The complainant, Grace T. Clarke, is the mother of Doctor John T. Clarke, deceased. Elizabeth Cowen, Phebe Augusta Clarke, and Virginia Clarke (who, with the husband of Elizabeth Cowen, are the other complainants in the cause,) are sisters of the deceased. They have filed this bill against the defendants for an account of the estate of Doctor Clarke, which came into the hands of Caroline Johnston, as the administratrix of Doctor Clarke. She being the widow of the deceased, took out letters of administration before the surrogate of the county' of Mercer. Afterwards she intermarried with the defendant Alexander M. Johnston. The bill alleges that there has been great delay in the settlement of the estate, and that although two year’s had then elapsed since letters of administration were issued, the administratrix had not exhibited any accounts for settlement.
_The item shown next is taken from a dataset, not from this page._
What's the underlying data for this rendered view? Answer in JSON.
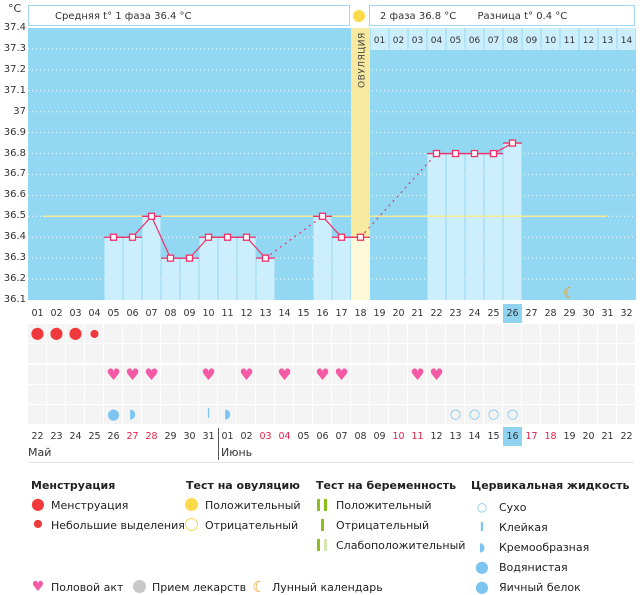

The defendants, in answering the bill, give an account of all the effects that had come to the hands of the administratrix and an account of the disbursements. As a reason why the estate has not been settled, the defendants state that there is a trust fund belonging to the *288estate, which, is held in the state of Pennsylvania by the Girard Life Insurance and Annuity and Trust Company of Philadelphia, which they allege, through the interference of the complainants, has not come to the hands of the administratrix. They submit to account under the direction of this court.

The complainants filed a replication. One witness only was examined. The object of taking his testimony was to show the fact, alleged in the answer, that it was through the interference of the complainants that the trust fund mentioned had not been paid over to the administratrix.

The only question before the court, at this time, is whether the defendants must be decreed to account.

On behalf of the defendants, it is insisted, that an account ought not to be decreed, because letters of administration were taken out before the surrogate, and the Orphans Court has therefore jurisdiction of the cause.

This court has concurrent jurisdiction with the Orphans Court in the settlement of accounts of executors and administrators. It may assume, this jurisdiction, to the exclusion of the Orphans Court, in every case where the ends of justice may seem to require it. If any progress has been made in the Orphans Court in the settlement of the accounts, the Court of Chancery ought not to interfere with that tribunal, unless there is shown some good cause for its doing so. This was the view taken by the Chancellor in the ease of Salter et al. v. Williamson, administrator, (1 G. G. R. 480), and I think a correct one.

In the present case, the administratrix has done no more than to take out letters before the surrogate. She has not even filed an inventory of the estate. By putting in an answer, the settlement of the estate has progressed much further than it has in the Orphans Court. We have the inventory, the appraisement, and an account of the disbursements. There is manifest propriety, under these circumstances, in this court’s continuing the cause.

This being the case, the complainants, as a matter of *289course, are entitled to an account. Under our statute, as the next of kin of the deceased, they are entitled to one half of the estate.

On the argument, the question was very fully discussed, as to who is entitled to the trust fund, and as to whether the defendants can have a decree for distribution, so as to draw all the estate out of the hands of the administratrix before the right to that fund is determined. But these questions cannot properly come up now. The only question at present is, must the administratrix account ? And as to this there can be no doubt. The question of distribution is distinct from the present, and comes up in another stage of the cause.

There must be a reference to a master, with the usual decree for that purpose.